Claude Mythos Preview flagged 23,019 potential vulnerabilities in open-source projects, with 6,202 estimated as high- or critical-severity. Anthropic said the volume of AI-found flaws is turning verification, disclosure, and patching into the new bottleneck.

AI-powered vulnerability hunting could soon test whether defenders can move as quickly as the models scanning their code.

Many of the AI-found bugs held up

The AI model’s open-source scan covered more than 1,000 projects. A subset went through additional checks by independent security firms or Anthropic itself, and the early validation numbers were substantial:

  • 1,752: High- or critical-rated findings reviewed by outside security firms or internal researchers.
  • 90.6%: Reviewed findings judged to be valid true positives.
  • 62.4%: Reviewed findings confirmed as high- or critical-severity.
  • Nearly 3,900: Projected high- or critical-severity open-source vulnerabilities if current post-triage rates hold.

One example came from wolfSSL, an open-source cryptography library used in billions of devices. Mythos Preview found a now-patched flaw that could have allowed an attacker to forge certificates, potentially making a fake banking or email site appear legitimate to an end user.

Discovery itself is becoming the easier part. “Finding them in the first place has become vastly more straightforward with Mythos Preview,” the AI company said.

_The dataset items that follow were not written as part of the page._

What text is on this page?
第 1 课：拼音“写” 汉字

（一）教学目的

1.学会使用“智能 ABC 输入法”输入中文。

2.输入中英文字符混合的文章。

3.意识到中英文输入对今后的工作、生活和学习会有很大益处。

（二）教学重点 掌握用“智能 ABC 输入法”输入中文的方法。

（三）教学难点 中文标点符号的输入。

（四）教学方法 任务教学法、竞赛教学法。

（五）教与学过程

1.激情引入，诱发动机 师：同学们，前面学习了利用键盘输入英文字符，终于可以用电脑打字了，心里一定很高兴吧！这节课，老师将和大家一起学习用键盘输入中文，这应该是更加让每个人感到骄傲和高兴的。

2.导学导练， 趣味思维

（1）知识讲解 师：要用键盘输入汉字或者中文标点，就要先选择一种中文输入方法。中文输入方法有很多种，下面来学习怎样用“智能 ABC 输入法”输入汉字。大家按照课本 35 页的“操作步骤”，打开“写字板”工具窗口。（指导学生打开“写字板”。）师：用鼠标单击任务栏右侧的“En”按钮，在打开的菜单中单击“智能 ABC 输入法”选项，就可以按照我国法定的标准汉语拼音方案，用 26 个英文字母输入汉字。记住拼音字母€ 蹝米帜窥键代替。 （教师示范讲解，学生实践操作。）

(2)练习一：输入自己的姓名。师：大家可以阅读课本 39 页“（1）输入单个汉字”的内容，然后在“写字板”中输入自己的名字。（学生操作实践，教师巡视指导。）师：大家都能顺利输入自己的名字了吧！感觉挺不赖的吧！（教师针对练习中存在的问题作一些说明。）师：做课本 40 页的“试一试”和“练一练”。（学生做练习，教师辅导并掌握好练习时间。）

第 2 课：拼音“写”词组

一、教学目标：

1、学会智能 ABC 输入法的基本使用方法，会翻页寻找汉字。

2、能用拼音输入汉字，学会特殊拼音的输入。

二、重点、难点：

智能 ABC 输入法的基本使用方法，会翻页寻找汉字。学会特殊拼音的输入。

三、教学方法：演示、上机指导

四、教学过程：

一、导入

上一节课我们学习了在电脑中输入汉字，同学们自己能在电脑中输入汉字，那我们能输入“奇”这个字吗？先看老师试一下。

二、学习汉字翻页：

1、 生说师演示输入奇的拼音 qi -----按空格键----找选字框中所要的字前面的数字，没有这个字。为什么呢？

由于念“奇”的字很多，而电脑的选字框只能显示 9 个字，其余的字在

Patching could not keep up

Coordinated disclosure is intended to give software teams time to verify flaws, prepare fixes, and allow users to update before details become public. Mythos Preview is testing how well that process works when findings arrive in bulk.

Each report still needs human review. Researchers have to reproduce the issue, rate its severity, check whether a fix already exists, and give maintainers enough detail to repair the code safely. Some maintainers asked Anthropic to slow the pace of disclosures because they needed more time to respond.

Anthropic said it has disclosed 530 high- or critical-severity bugs to maintainers so far, but only 75 have been patched. On average, a bug at that severity level takes about two weeks to fix.

The low patch count partly reflects the early stage of the standard 90-day disclosure window, and some fixes may not yet be visible because not every patch gets a public advisory.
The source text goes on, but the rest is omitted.